Leiden Institute of Advanced Computer Science (LIACS), Leiden University, Leiden, The Netherlands.
Big Data. 2018 Dec;6(4):248-261. doi: 10.1089/big.2018.0070. Epub 2018 Nov 13.
This article focuses on the performance of runners in official races. Based on extensive public data from participants of races organized by the Boston Athletic Association, we demonstrate how different pacing profiles can affect the performance in a race. An athlete's pacing profile refers to the running speed at various stages of the race. We aim to provide practical, data-driven advice for professional as well as recreational runners. Our data collection covers 3 years of data made public by the race organizers, and primarily concerns the times at various intermediate points, giving an indication of the speed profile of the individual runner. We consider the 10 km, half marathon, and full marathon, leading to a data set of 120,472 race results. Although these data were not primarily recorded for scientific analysis, we demonstrate that valuable information can be gleaned from these substantial data about the right way to approach a running challenge. In this article, we focus on the role of race distance, gender, age, and the pacing profile. Since age is a crucial but complex determinant of performance, we first model the age effect in a gender- and distance-specific manner. We consider polynomials of high degree and use cross-validation to select models that are both accurate and of sufficient generalizability. After that, we perform clustering of the race profiles to identify the dominant pacing profiles that runners select. Finally, after having compensated for age influences, we apply a descriptive pattern mining approach to select reliable and informative aspects of pacing that most determine an optimal performance. The mining paradigm produces relatively simple and readable patterns, such that both professionals and amateurs can use the results to their benefit.

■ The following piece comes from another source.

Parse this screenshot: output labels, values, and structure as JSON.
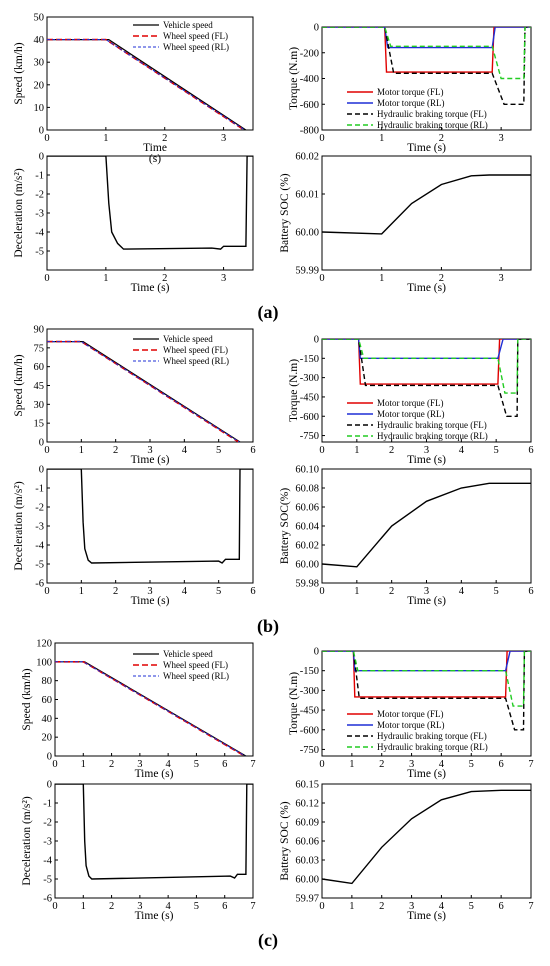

本文主要关注正式比赛中跑步者的表现。基于波士顿田径协会组织的比赛参与者的广泛公开数据,我们展示了不同的配速方案如何影响比赛成绩。运动员的配速方案是指在比赛各个阶段的跑步速度。我们旨在为专业和业余跑步者提供实用的、数据驱动的建议。我们的数据收集涵盖了比赛组织者公开的 3 年数据,主要涉及各个中间点的时间,这反映了跑步者的速度分布。我们考虑了 10 公里、半程马拉松和全程马拉松,这导致了一个包含 120472 个比赛结果的数据集。尽管这些数据并非主要为科学分析而记录,但我们证明,从这些大量数据中可以提取出有关正确应对跑步挑战的有价值信息。在本文中,我们重点研究比赛距离、性别、年龄和配速方案的作用。由于年龄是表现的关键但复杂的决定因素,我们首先以性别和距离特异性的方式对年龄效应进行建模。我们考虑了高次多项式,并使用交叉验证来选择既准确又具有足够通用性的模型。之后,我们对比赛方案进行聚类,以识别跑步者选择的主要配速方案。最后,在补偿年龄影响后,我们应用描述性模式挖掘方法来选择对最佳表现最有决定意义的可靠且有信息量的配速方面。挖掘范式产生了相对简单和易读的模式,因此专业人士和业余爱好者都可以从中受益。